Rational Design of Catalytically Active Sites in Metal-Free Carbon Materials for Electrocatalytic CO2 Reduction: A Review

Electrocatalytic conversion of carbon dioxide (CO2) into value-added chemicals is a promising avenue for reducing greenhouse gas emissions while storing renewable energy in its chemical form. Metal-free carbon-based materials have attracted growing interest as electrocatalysts for CO2 reduction due to their abundance, low cost, stability, and tunable electronic structures. However, pristine carbon materials, such as graphene, lack catalytic activity due to the weak physisorption of CO2, necessitating the creation of active sites to boost electrocatalytic performance. In this review, we highlight recent advances in tailoring carbon frameworks through two key strategies to enhance the performance of electrocatalytic CO2 reduction. The first strategy, heteroatom doping-including nitrogen, phosphorus, boron, and fluorine-creates localized electronic states that direct reaction pathways toward specific products. The second strategy involves engineering defects, such as vacancies or pentagonal/octagonal ring structures, which significantly boost local electron density and adsorbate binding affinity, thereby lowering CO2 activation barriers.

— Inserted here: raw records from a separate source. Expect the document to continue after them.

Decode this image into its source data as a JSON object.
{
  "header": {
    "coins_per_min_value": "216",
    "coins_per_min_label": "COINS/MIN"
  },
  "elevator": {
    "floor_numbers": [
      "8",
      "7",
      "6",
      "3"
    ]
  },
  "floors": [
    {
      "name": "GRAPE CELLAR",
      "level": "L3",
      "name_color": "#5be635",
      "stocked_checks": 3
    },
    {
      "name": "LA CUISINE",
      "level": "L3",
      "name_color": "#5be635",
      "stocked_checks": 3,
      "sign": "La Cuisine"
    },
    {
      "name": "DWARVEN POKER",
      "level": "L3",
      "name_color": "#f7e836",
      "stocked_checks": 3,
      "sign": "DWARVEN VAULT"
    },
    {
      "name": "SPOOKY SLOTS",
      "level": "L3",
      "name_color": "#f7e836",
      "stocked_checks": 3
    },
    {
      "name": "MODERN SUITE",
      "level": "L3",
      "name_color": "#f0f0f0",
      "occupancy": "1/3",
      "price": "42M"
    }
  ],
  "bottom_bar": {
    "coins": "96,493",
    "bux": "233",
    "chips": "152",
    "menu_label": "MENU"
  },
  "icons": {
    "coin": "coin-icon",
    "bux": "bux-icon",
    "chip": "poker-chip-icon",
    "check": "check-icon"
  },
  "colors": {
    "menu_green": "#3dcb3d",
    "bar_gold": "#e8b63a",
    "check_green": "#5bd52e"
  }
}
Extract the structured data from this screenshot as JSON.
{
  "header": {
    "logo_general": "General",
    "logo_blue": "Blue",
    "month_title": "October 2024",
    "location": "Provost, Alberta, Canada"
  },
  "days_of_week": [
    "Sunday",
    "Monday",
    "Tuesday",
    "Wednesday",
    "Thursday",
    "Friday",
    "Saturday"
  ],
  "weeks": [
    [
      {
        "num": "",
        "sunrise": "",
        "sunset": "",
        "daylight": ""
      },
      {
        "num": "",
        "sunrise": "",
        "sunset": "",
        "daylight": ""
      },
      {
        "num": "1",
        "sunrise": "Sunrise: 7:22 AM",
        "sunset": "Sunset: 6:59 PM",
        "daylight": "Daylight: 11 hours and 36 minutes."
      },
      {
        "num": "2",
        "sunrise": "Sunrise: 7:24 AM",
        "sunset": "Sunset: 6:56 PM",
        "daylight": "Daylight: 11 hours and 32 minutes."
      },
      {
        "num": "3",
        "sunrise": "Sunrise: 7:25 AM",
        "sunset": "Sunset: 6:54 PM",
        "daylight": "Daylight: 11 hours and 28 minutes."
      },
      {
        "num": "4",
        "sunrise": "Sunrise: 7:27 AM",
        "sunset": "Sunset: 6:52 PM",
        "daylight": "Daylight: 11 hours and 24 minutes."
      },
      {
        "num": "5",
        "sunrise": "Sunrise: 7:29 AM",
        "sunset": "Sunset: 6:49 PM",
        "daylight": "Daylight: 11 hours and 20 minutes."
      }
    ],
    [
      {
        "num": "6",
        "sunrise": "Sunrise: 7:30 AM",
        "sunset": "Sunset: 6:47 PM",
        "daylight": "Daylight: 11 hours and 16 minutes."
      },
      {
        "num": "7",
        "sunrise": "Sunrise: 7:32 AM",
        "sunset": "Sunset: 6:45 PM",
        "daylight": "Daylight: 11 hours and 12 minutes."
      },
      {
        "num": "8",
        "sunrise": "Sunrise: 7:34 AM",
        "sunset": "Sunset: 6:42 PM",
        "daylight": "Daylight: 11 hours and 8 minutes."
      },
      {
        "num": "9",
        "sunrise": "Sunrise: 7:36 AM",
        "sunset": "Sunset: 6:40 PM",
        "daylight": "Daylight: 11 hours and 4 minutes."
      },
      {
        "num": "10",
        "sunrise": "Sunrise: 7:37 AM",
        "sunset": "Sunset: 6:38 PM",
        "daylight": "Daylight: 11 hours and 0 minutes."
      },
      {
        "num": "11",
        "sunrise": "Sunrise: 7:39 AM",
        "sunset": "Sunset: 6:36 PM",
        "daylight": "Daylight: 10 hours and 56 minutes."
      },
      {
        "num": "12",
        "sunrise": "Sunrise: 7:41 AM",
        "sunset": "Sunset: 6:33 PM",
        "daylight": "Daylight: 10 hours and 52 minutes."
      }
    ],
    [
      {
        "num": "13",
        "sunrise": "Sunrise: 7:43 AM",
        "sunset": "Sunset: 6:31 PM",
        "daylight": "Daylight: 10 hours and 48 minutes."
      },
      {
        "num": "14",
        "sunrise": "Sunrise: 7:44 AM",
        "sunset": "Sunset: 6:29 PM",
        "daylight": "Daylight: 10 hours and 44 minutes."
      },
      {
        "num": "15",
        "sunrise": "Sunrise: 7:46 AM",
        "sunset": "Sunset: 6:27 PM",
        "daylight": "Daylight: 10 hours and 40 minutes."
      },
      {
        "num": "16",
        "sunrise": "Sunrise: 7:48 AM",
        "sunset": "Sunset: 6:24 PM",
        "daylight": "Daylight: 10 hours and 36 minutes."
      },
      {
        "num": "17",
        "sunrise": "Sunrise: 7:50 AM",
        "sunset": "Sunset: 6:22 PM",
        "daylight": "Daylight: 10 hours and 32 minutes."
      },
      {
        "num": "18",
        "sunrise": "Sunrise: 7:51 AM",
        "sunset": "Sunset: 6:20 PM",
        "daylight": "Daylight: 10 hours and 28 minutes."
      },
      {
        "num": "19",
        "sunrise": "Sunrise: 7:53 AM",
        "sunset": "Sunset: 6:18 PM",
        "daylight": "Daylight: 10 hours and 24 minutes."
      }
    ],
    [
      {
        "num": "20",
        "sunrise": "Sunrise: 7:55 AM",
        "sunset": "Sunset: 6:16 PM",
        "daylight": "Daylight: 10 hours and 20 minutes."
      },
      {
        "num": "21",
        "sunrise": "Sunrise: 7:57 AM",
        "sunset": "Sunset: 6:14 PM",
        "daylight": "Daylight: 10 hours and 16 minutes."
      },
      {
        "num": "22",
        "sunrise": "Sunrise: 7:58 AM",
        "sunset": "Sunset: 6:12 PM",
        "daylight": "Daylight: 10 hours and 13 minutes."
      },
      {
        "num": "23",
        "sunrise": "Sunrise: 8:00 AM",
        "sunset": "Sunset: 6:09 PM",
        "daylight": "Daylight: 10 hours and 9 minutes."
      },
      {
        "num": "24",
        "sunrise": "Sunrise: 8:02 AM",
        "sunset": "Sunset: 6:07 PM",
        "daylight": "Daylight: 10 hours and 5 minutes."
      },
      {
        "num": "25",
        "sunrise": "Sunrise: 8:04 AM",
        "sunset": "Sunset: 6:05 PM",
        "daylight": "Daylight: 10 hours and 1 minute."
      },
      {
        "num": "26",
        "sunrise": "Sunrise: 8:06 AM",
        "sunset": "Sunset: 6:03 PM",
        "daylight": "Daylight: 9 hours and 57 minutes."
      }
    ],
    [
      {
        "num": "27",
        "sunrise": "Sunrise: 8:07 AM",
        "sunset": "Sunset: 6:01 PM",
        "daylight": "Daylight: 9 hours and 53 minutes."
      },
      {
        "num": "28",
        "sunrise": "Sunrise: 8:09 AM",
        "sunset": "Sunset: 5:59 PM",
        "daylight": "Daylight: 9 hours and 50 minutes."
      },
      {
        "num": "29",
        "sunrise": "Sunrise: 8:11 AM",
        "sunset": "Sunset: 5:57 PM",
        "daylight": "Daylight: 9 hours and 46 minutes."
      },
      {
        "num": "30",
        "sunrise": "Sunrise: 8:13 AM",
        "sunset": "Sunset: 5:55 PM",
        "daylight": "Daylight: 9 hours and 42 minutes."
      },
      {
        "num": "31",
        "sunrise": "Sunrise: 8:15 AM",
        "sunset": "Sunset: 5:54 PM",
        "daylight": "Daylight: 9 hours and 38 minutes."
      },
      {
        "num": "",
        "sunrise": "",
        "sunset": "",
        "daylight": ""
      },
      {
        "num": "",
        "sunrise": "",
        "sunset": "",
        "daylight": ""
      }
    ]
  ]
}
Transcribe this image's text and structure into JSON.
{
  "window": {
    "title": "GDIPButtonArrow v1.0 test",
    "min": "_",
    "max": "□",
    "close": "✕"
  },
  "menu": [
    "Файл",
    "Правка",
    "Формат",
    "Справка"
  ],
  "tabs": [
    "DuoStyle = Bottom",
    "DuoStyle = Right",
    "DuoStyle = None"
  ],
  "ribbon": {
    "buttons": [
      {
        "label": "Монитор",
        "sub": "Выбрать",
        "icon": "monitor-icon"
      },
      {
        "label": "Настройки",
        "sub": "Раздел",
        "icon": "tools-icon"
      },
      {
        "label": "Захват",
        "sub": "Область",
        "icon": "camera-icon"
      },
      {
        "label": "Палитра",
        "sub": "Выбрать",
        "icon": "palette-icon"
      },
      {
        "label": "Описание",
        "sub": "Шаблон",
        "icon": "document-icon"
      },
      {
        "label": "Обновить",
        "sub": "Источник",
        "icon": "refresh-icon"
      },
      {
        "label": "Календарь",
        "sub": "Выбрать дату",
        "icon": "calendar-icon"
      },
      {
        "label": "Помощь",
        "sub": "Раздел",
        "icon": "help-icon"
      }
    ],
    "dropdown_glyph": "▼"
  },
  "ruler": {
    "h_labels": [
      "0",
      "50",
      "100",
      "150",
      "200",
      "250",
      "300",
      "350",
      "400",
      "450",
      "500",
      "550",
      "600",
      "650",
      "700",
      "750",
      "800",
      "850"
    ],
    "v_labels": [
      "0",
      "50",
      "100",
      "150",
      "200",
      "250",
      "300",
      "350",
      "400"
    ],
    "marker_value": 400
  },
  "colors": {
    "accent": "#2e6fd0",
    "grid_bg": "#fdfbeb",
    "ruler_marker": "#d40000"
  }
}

By creating these active sites, the electrocatalytic performance of carbon materials can be enhanced by over 2 orders of magnitude compared with inert carbon. Additionally, mechanistic insights from both experimental and computational studies are discussed, illustrating how electronic reconfiguration, spin density, and local coordination environments govern catalytic activity and selectivity. Finally, we outline challenges and future research directions for achieving sustainable CO2 electroreduction.